Not really an issue, but rather a question.

I don't see the difference between both cases in the 03_energy.py example:

  1. taking V and H as constants
  2. differentianting over them

If I comment out the _ElemwiseNoGradient class and use T.grad(energy(W,V,H).mean(),W) in grad_expected_energy I still get correct answer.

On the other hand I get an error if I switch mode to FAST_COMPILE (both cases).

Error: MethodNotDefined: ('perform', <class 'theano.sandbox.rng_mrg.GPU_mrg_uniform'>, 'GPU_mrg_uniform') Apply node that caused the error: GPU_mrg_uniform{CudaNdarrayType(float32, vector),no_inplace}(<CudaNdarrayType(float32, vector)>, TensorConstant{(1,) of 12}) Inputs types: [CudaNdarrayType(float32, vector), TensorType(int32, (True,))] Inputs shapes: [(12,), (1,)] Inputs strides: [(1,), (4,)] Inputs scalar values: ['not scalar', array([12], dtype=int32)]

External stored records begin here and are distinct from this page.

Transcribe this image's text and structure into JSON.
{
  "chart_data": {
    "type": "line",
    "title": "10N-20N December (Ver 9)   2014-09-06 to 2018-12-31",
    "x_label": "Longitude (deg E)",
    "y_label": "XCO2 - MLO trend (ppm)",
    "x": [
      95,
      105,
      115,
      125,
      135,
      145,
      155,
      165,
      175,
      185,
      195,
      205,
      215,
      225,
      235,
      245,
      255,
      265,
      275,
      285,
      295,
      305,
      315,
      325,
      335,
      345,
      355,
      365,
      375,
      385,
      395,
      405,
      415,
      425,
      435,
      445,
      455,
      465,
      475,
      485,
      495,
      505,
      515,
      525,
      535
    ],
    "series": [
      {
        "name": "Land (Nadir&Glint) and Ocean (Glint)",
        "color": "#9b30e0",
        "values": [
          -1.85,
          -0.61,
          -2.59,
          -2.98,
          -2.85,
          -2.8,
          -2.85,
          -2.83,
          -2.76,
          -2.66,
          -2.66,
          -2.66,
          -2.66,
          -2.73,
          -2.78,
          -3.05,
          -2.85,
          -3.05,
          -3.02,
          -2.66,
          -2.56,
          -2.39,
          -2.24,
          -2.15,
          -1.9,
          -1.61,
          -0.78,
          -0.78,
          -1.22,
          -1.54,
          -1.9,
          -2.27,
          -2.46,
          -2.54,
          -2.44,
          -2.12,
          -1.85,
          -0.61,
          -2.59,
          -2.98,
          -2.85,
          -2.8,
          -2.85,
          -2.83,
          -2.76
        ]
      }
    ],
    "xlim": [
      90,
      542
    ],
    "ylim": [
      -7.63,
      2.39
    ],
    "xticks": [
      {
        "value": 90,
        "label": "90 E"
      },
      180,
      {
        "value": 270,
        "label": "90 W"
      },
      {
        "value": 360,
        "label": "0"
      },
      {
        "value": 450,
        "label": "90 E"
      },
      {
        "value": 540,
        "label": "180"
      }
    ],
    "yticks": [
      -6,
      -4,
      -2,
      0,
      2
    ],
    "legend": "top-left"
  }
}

Backtrace when the node is created: File "03_energy.py", line 55, in W = rng_factory.normal(size=(nv, nh), dtype=v0.dtype) File "/local/lib/python2.7/site-packages/theano/sandbox/rng_mrg.py", line 1328, in normal nstreams=nstreams) File "/local/lib/python2.7/site-packages/theano/sandbox/rng_mrg.py", line 1210, in uniform ndim, dtype, size)) File "/local/lib/python2.7/site-packages/theano/sandbox/rng_mrg.py", line 545, in new return op(rstate, cast(v_size, 'int32'))

HINT: Use the Theano flag 'exception_verbosity=high' for a debugprint of this apply node.